Thursday, February 9, 2012

Batman and Robin #3



It seems to me the worst reason to have Robin running around with you would be the danger to your secret identity. If you're a high profile rich man with a young boy or ward and Batman is a high profile urban legend who runs around with a young boy at his side, I'm guessing people would make connections. Even if there are a million people living in Gotham. People are going to speculate who Batman might possibly be over tea and biscuits. People are going to realize Batman needs money and technology with his crazy Batplanes and Batcycles and Batboats and Robat Boomerangs. Besides, if you take Detective Comics as part of the mix, everyone already suspects some connection between Bruce Wayne and Batman. It doesn't take much more than a stray thought to connect Damian with Robin as well.

But it is a comic book and secret identities are just part of the suspension of disbelief the readers are asked to maintain. And I don't mind maintaining that aspect of things. Everyone makes comments about Superman and Clark Kent and the whole pair of glasses as secret identity thing. Although some people do it better than others.

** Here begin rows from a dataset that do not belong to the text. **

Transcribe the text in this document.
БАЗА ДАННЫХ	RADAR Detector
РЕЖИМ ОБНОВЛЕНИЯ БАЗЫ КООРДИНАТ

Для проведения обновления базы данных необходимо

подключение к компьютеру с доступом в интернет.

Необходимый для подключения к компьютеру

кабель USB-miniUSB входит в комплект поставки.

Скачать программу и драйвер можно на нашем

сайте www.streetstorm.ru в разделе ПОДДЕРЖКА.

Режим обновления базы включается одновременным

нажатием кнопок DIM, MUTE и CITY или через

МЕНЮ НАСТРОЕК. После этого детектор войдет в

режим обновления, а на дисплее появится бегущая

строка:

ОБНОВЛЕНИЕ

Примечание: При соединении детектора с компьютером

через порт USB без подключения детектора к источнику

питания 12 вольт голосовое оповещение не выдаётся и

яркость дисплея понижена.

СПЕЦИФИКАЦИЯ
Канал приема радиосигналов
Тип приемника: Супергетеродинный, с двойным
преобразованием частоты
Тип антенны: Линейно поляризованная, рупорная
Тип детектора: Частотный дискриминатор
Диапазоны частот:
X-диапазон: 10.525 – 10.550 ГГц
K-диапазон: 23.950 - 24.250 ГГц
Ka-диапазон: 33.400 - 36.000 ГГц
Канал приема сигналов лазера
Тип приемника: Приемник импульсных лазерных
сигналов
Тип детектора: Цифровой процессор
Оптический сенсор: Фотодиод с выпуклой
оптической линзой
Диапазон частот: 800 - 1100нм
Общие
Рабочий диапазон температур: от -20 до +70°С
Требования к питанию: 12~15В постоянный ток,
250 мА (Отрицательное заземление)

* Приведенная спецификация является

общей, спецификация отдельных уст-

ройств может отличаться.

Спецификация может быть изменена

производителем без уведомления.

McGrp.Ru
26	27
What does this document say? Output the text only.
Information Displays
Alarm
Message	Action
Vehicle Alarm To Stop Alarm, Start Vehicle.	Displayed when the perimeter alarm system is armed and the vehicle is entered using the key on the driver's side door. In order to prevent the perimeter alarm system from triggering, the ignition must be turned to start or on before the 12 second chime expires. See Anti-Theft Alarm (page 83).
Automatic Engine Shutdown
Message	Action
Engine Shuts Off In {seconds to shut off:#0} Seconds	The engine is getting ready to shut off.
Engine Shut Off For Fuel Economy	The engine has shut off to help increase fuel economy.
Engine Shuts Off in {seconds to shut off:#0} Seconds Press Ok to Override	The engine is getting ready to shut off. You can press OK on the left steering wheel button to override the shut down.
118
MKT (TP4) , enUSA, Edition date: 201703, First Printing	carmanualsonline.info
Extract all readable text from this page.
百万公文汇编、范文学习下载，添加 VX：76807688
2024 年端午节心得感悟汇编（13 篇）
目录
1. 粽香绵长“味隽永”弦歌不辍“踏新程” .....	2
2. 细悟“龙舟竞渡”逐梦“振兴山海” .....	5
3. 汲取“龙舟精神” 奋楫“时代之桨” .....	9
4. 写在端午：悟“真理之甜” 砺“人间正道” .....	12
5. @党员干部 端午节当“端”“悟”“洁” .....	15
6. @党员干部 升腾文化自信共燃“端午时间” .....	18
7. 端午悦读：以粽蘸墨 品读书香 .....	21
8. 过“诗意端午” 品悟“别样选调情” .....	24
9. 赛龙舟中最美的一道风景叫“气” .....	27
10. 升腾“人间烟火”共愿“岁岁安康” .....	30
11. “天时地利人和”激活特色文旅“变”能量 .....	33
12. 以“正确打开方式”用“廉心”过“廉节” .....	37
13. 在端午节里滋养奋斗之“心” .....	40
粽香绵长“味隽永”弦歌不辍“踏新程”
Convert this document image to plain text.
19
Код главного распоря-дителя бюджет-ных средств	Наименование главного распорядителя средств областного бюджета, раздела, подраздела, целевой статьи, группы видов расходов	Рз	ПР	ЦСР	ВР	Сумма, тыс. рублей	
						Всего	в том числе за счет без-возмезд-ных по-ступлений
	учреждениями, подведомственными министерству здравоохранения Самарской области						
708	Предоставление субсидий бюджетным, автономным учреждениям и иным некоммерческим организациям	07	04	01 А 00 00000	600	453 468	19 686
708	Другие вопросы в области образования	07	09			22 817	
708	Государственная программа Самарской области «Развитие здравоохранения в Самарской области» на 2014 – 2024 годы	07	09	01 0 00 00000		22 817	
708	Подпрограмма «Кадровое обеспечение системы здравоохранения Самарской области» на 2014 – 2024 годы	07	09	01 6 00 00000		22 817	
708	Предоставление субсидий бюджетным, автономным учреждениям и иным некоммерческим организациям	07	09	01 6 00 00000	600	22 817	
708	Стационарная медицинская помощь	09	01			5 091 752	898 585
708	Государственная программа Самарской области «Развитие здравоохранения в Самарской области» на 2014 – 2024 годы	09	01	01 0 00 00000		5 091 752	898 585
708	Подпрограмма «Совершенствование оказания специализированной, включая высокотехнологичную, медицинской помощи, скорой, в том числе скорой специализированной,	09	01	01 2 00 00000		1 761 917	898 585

So in Batman #3, Robin is hating the Great Dane that Batman purchased for him. Bruce seems to think it's a nice reward for Robin showing restraint while catching criminals. Robin seems to see it as a distraction and an annoyance. I'm with Robin on his one! Stupid big slobbering mutt! I think it would have been funny if Batman got him a purse dog.

Bruce also asks Robin to name the dog before Bruce leaves on patrol, leaving Robin alone to rebel and go out on his own. So now Batman and Robin have a dog just like Aquaman and Mera! I smell a play date coming on! A big stinky play date that smells like fish and big wet dogs.


Every time I go out, I mentally prepare for this.

Robin stops a mugging in that way that every other Robin has never done. I think something might be weighing heavily on Damian's mind. Man, mother issues. Some people deal with them by going out and beating criminal strangers into pulp and other people just write a concept album and animated movie.


Nobody knows everything!

This Nobody guy watches Damian very nearly kill the mugger. He does beat him brain dead. But I guess that's technically not killing him. And he did use the other mugger as a human shield when the first mugger shot at him. But, again, technically that's not murder. Robin didn't pull the trigger! Besides, he's only 10 years old! There's a reason 10 year olds should not be held responsible for criminal acts. They don't actually understand the complexities of ethics and empathy, justice and morality. He's a flippin' ten year old! He knows he wants what he wants and doesn't have the mental ability to really understand the consequences of his actions.

Plus, he's just a ten year old who has been trained to be an assassin. He sort of tries to be good for Batman but it goes against everything he's learned. And at ten, you don't have enough life experience to really judge the things you learn against other ways of thinking or being. He's as helpless to his need to hurt people as a young Christian child is in his belief of God or a vegan's child's belief that meat is murder. These are beliefs they've been given and not beliefs they've come to on their own. And now Batman has to at least show Damian another way he can go.

It might not take. And many people would argue that Batman's way isn't the best way anyhow. A lot of people could easily point out that a dead Joker would be much better than one that keeps escaping from Arkham Asylum to kill again and again. I'm not saying I do! I believe in the Gollum Factor! For you kids today, we can think of it as the Spike Factor, ala Buffy.

Why don't they just kill Gollum/Spike when they have the chance? He's bad and evil, right? But, of course, in the end, the world is saved by Gollum/Spike's self-sacrifice. Not that Gollum meant to be all self-sacrificing! But that's the problem with trying to merge two analogies at once! I've always thought Gandalf said it quite well. But I'm not good with quotes so I'll have to paraphrase. He told Frodo that we don't have the power to give life back to someone who we think didn't deserve to die, so what makes us think we should have the power to take the life of someone we think deserves to die?

Although maybe the Joker should just be killed since the Batman comic is going to go on forever and the Joker is never really going to have his moment to show there was a good reason to not kill him. He'll just keep killing and killing and killing! And the Gollum Factor probably only works in fiction as an interesting plot device. I'm not sure Jeffrey Dahmer could have ever been counted on to save the world, even by accident!

Batman arrives to save the day before Morgan Nobody can corrupt Robin but Batman fails. Batman and Robin end up in some lone drive-in in the middle of Nowhere in a dilapidated convertible. When they come around, Nobody begins a film that will hopefully explain it all!